37 They are not now open to be “interpreted”, unless the appellant succeeds in meeting the correct principles for the court to apply.
38 No grounds have been advanced for the court to now intervene – in accordance with the High Court’s formulation of the relevant principles in Smith v NSW Bar Association (1992) 176 CLR 256, at 265-267 – other than the appellant’s personal dissatisfaction with the outcome of the s 245 element of his appeal. See also Mir Bros Unit Constructions Pty Ltd v Roads and Traffic Authority of New South Wales [2005] NSWLEC 419.
39 As the High Court said in Metwally v University of Wollongong (No.2) (1985) 60 ALR 68, at [71]:
- “ It is elementary that a party is bound by the conduct of his case. Except in the most exceptional circumstances, it would be contrary to all principle to allow a party, after a case had been decided against him, to raise a new argument which, whether deliberately or by inadvertence, he failed to put during the hearing when he had an opportunity to do so.”
- (See also the authorities surveyed by Biscoe J in Bankstown City Council v El Dana [2009] NSWLEC 68).
Conclusion
40 The Notice of Motion must be dismissed.
41 That leaves the issues of costs and timetable.
42 Pain J ordered each party to pay its own costs of the appeal. No order was made by Biscoe J on 12 February 2010. I made a costs order on 26 February 2010, but Biscoe J set that aside on 12 March 2010, and reserved the costs of 26 February 2010. His Honour made no order in respect of the hearing of 12 March 2010.
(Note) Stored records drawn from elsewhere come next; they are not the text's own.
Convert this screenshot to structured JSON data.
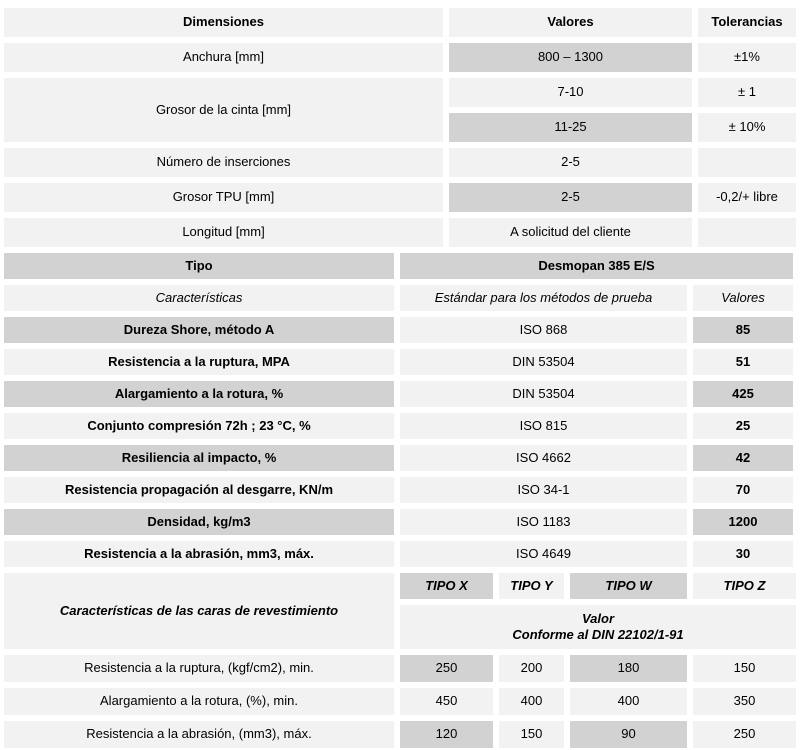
{
  "colors": {
    "background": "#ffffff",
    "cell_light": "#f2f2f2",
    "cell_shaded": "#d2d2d2",
    "text": "#000000"
  },
  "dimensions_section": {
    "headers": {
      "dimensiones": "Dimensiones",
      "valores": "Valores",
      "tolerancias": "Tolerancias"
    },
    "anchura": {
      "label": "Anchura [mm]",
      "valor": "800 – 1300",
      "tolerancia": "±1%"
    },
    "grosor_cinta": {
      "label": "Grosor de la cinta  [mm]",
      "valor_1": "7-10",
      "tolerancia_1": "± 1",
      "valor_2": "11-25",
      "tolerancia_2": "± 10%"
    },
    "inserciones": {
      "label": "Número de inserciones",
      "valor": "2-5",
      "tolerancia": ""
    },
    "grosor_tpu": {
      "label": "Grosor TPU [mm]",
      "valor": "2-5",
      "tolerancia": "-0,2/+ libre"
    },
    "longitud": {
      "label": "Longitud [mm]",
      "valor": "A solicitud del cliente",
      "tolerancia": ""
    }
  },
  "tipo_section": {
    "tipo_label": "Tipo",
    "tipo_valor": "Desmopan 385 E/S",
    "headers": {
      "caracteristicas": "Características",
      "estandar": "Estándar para los métodos de prueba",
      "valores": "Valores"
    },
    "rows": [
      {
        "caracteristica": "Dureza Shore, método A",
        "estandar": "ISO 868",
        "valor": "85"
      },
      {
        "caracteristica": "Resistencia a la ruptura, MPA",
        "estandar": "DIN 53504",
        "valor": "51"
      },
      {
        "caracteristica": "Alargamiento a la rotura, %",
        "estandar": "DIN 53504",
        "valor": "425"
      },
      {
        "caracteristica": "Conjunto compresión 72h ; 23 °C, %",
        "estandar": "ISO 815",
        "valor": "25"
      },
      {
        "caracteristica": "Resiliencia al impacto, %",
        "estandar": "ISO 4662",
        "valor": "42"
      },
      {
        "caracteristica": "Resistencia propagación al desgarre, KN/m",
        "estandar": "ISO 34-1",
        "valor": "70"
      },
      {
        "caracteristica": "Densidad, kg/m3",
        "estandar": "ISO 1183",
        "valor": "1200"
      },
      {
        "caracteristica": "Resistencia a la abrasión, mm3, máx.",
        "estandar": "ISO 4649",
        "valor": "30"
      }
    ]
  },
  "revestimiento_section": {
    "label": "Características de las caras de revestimiento",
    "tipo_headers": [
      "TIPO X",
      "TIPO Y",
      "TIPO W",
      "TIPO Z"
    ],
    "valor_nota_linea_1": "Valor",
    "valor_nota_linea_2": "Conforme al DIN 22102/1-91",
    "rows": [
      {
        "label": "Resistencia a la ruptura, (kgf/cm2), min.",
        "tipo_x": "250",
        "tipo_y": "200",
        "tipo_w": "180",
        "tipo_z": "150"
      },
      {
        "label": "Alargamiento a la rotura, (%), min.",
        "tipo_x": "450",
        "tipo_y": "400",
        "tipo_w": "400",
        "tipo_z": "350"
      },
      {
        "label": "Resistencia a la abrasión, (mm3), máx.",
        "tipo_x": "120",
        "tipo_y": "150",
        "tipo_w": "90",
        "tipo_z": "250"
      }
    ]
  }
}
43 I believe the most appropriate and just order is that each party pay its own costs up to and including 18 April 2010, but that the appellant should pay the Council’s costs of and incidental to today’s hearing.
44 On the question of timetable, there are approximately six weeks left before we reach the date set by Biscoe J, 1 June 2010. That should, after all this time, be sufficient. However, having some concern about the personal circumstances of the appellant and his wife, I have decided to further extend the time for compliance to 30 June 2010.
Orders
45 The orders of the court on the appellant’s Notice of Motion of 1 February 2010 will be as follows:
1. In respect of Prayer 1, the time for the appellant’s compliance with Order 3 of the court’s orders of 25 September 2009 in this appeal is extended to 30 June 2010.
2. Prayer 2 regarding the items listed in par (ii) of Order 3 is dismissed.
3. Each party is to pay its own costs up to and including 18 April 2010, but the appellant is ordered to pay the Council’s costs of and incidental to today’s hearing.
46 I will publish these reasons later today.